In Weinstein’s view, the development should push companies to build or control more of their own AI infrastructure. That does not necessarily mean every business needs to train a frontier model. But it does mean companies should avoid building core operations entirely on systems controlled by a small number of politically exposed vendors.

He argued that defensible AI strategies will increasingly depend on proprietary data, internal context and infrastructure tailored to specific business needs.

“You cannot build a defensible business on technology that someone else controls,” Weinstein said.

Vendor Risk Becomes A Boardroom Issue

The proposal also has direct implications for regulated industries. Banks, insurers and other financial firms already face strict requirements around third-party vendors, data controls and operational resilience. A government stake in a major AI provider would add another layer to those assessments.

Ash Govindia, senior vice president of U.S. growth at FintechOS, said regulated businesses should treat the proposal as part of a broader vendor-risk conversation.

“For regulated businesses, this adds a new layer to an already complex vendor risk conversation,” Govindia said.

He said banks and insurers cannot evaluate AI tools only on model performance, cost or speed. They also need to understand who controls the infrastructure, where data sits, how access could change and what happens if a provider becomes unavailable or restricted.

Govindia said the larger risk is not that advanced AI models face regulation. The danger is that companies build critical workflows on external infrastructure without a fallback plan.

“In financial services, you can't afford to find out your AI vendor is unavailable the same week your regulator starts asking how your decisioning works,” he said.

That warning cuts to the practical impact of the OpenAI proposal.
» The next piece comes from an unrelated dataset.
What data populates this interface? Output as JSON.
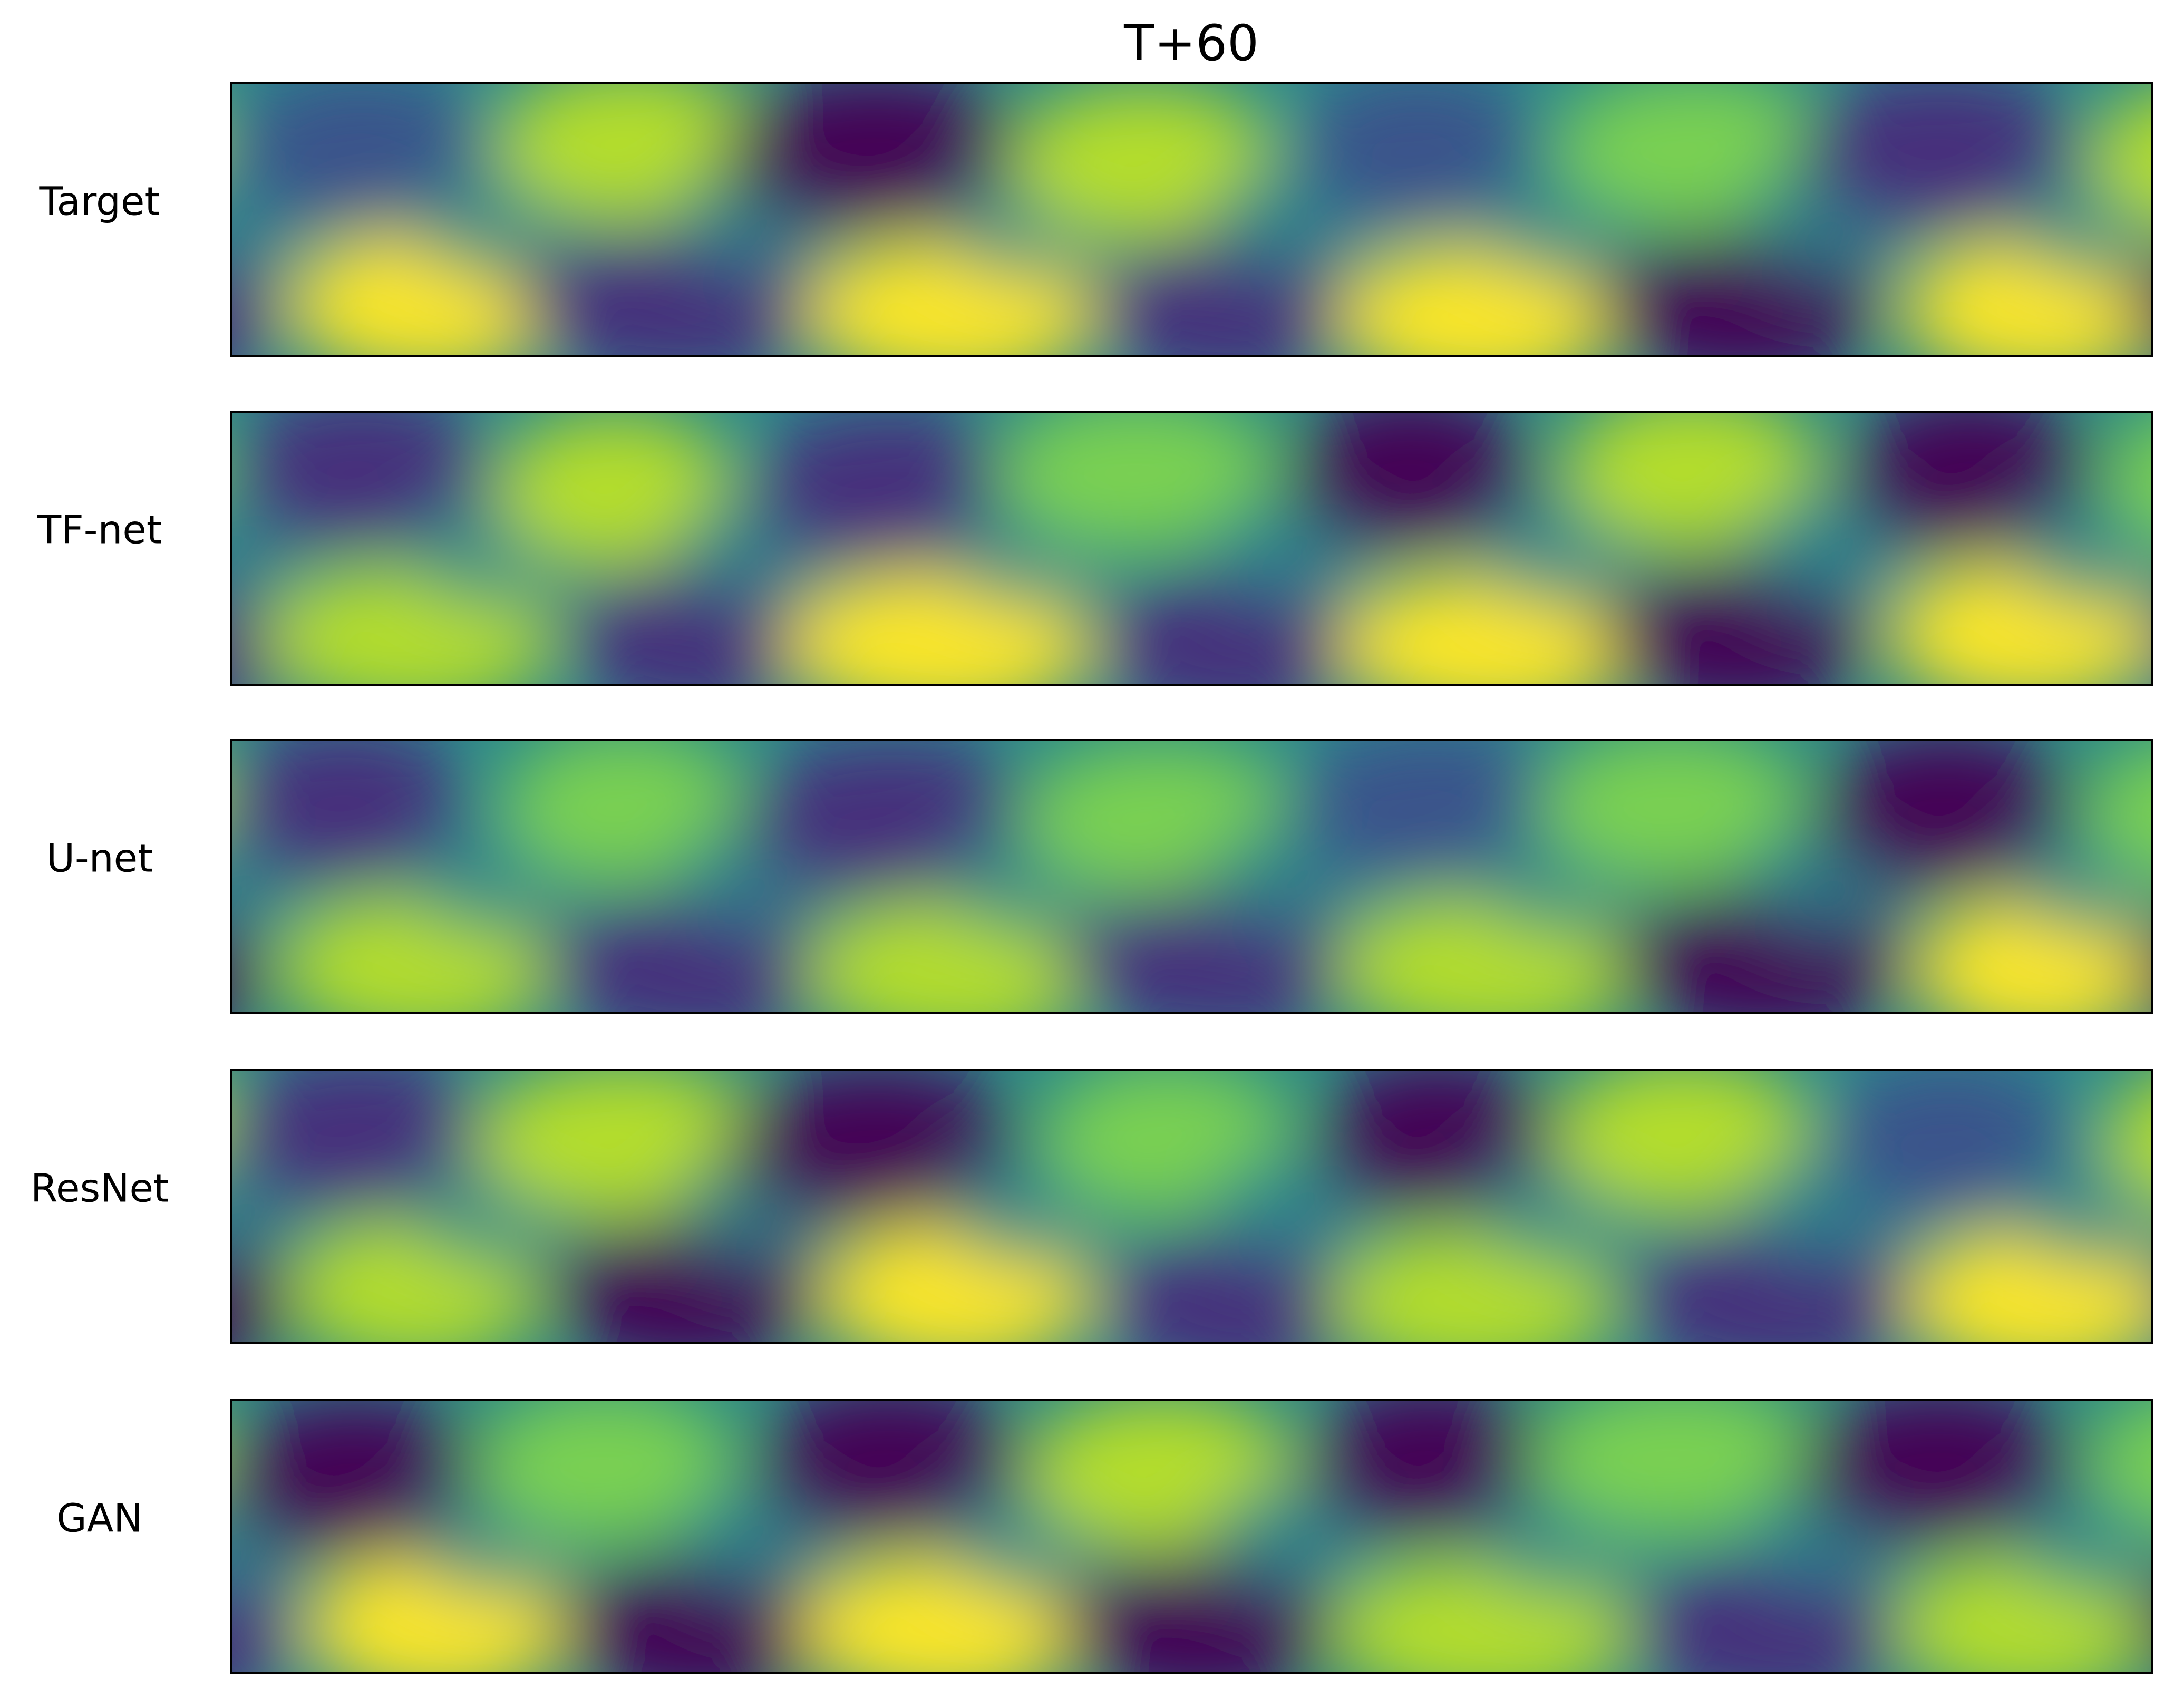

If AI systems become part of core business operations, then ownership, governance and political exposure become operational risk factors rather than abstract policy debates.

OpenAI Proposal Remains Unfinished

The proposal is not final. Any agreement would require governance approval inside OpenAI and a structure for how the federal government would hold and manage the stake. Depending on the final design, additional legal or congressional steps may also be required.

The discussions come as the Trump administration is taking a more active role in AI policy and strategic technology. Rather than relying only on formal regulation, the government appears increasingly interested in financial alignment with companies building foundational AI systems.

For OpenAI, the proposal may help ease political pressure over its restructuring and public-interest obligations. For the broader market, it raises a harder question: whether the most important AI infrastructure will remain open to broad commercial use, or become more closely tied to state priorities.

The experts’ concern is that a 5% stake could set a precedent beyond OpenAI. If government ownership becomes a condition for political acceptance, other AI labs may face similar pressure. That would make sovereignty, vendor dependence and infrastructure control central issues for every business using frontier AI.

The immediate debate is about OpenAI. The larger issue is who controls the systems that companies, governments and developers will depend on as AI becomes part of everyday economic infrastructure.